I have a different SSD in a 2100 here, it doesn't list a wear percentage value directly like that. But it does also show low power on hours.
-
@highc Yeah, it can be really hard to tell what’s going on. Generelly SSD and logging does NOT combine well because of how SSD’s work. Internally they operate using a minimum page size (a page is a block of cells that has to written simulanously). Those pages are ususally in the 64Kb size and up, and depending on the quality of the SSD and how logging is done in OS/Filesystem it can be a REAL killer of SSD’s.
Fx. if the OS always flushes writes on each logline, and the SSD does not have a SLC/Memory cache, then each logline in the worst case could cause a real 64Kb write even though it’s only a 100 byte logline.
That kind of Write amplification can kill even large SSD’s in short order. -
@keyer: Yes, I know. I'm running a handfull of proxmox servers in a few locations, and for those, for this very reason, am always going for reliable SSDs and/or run log2ram to reduce write stress on the SSDs (in particular with underlying ZFS). I've had a pretty extensive pfSense setup (including also firewalling between 10G subnets) on a SuperMicro 5018D-FN4T before, with much more extensive logging than currently and additional services running. No wear-out issue on the 128GB SSD used therein at all over 3 years.
@stephenw10 Thanks for the additional details. Sticking to 2242 essentially also means sticking to Trendnet (not a lot of alternatives available in the market here). And the SSD in the Netgate 2100 box is from the series of allegedly most reliable Trendnet SSDs. Not sure replacing the SSD with one from the same series seems like a promising route to me.
I have been monitoring SMART values. Power-On-Hours don't move. The readings on blocks written etc. do. There is a second reading on device health also reflecting the 42% left:
Device Statistics (GP Log 0x04) Page Offset Size Value Flags Description 0x01 ===== = = === == General Statistics (rev 2) == 0x07 0x008 1 52 --- Percentage Used Endurance Indicator
I might just monitor things and try to get a backup box (tbd) so that I have a solution in my backpocket if this one really should give up soon.
-
FWIW for anyone finding this, there are a handful of ways to reduce disk writes I've posted in other threads, that we routinely do...

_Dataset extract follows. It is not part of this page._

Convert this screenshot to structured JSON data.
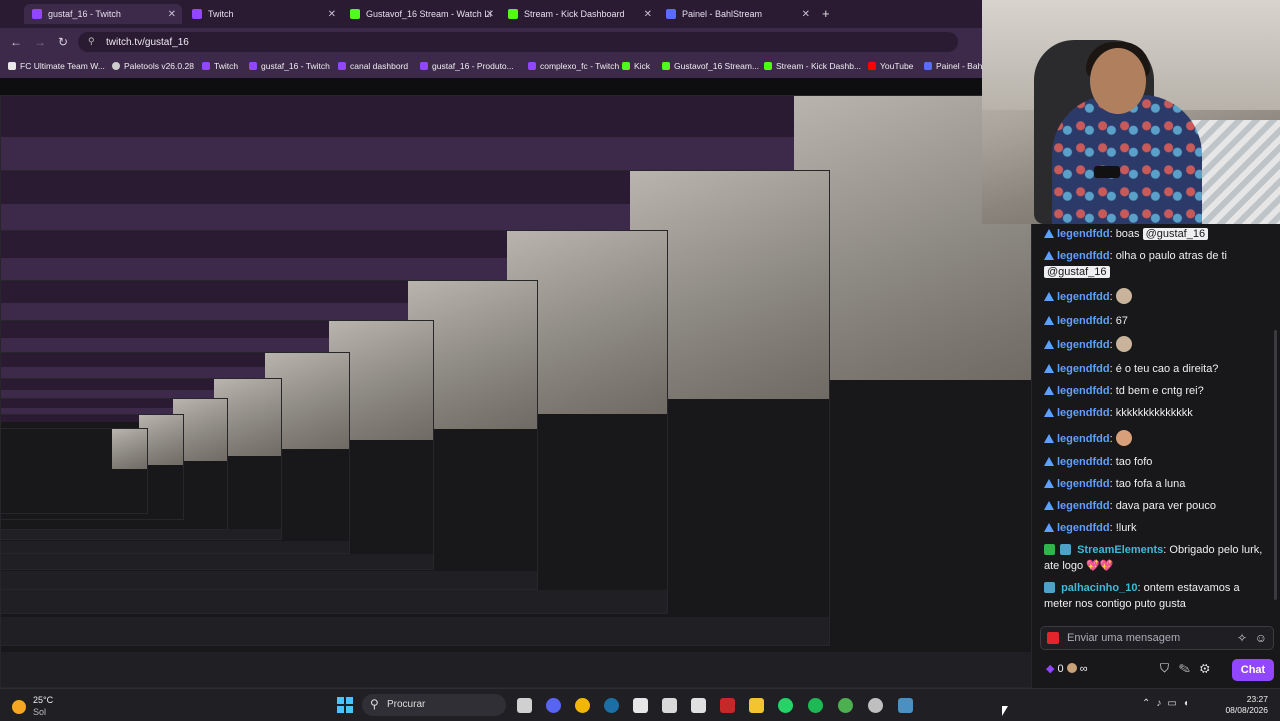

- https://www.netgate.com/supported-pfsense-plus-packages lists which packages "require" or recommend SSD over eMMC
- turn off logging of the default block rules
- turn off logging of the bogon rules
- turn off Suricata logging of HTTP requests
- turn off pfBlocker DNSBL logging
- create a "don't log" rule for IGMP
- (can enable these for logging if ever needed)
- don't view the dashboard 24x7 (each widget logs the web server request to update the widget)
- use RAM disk
-
Thanks for pulling this together again, @SteveITS. Other than the use of a RAM disk, all of this has been implemented here from the start.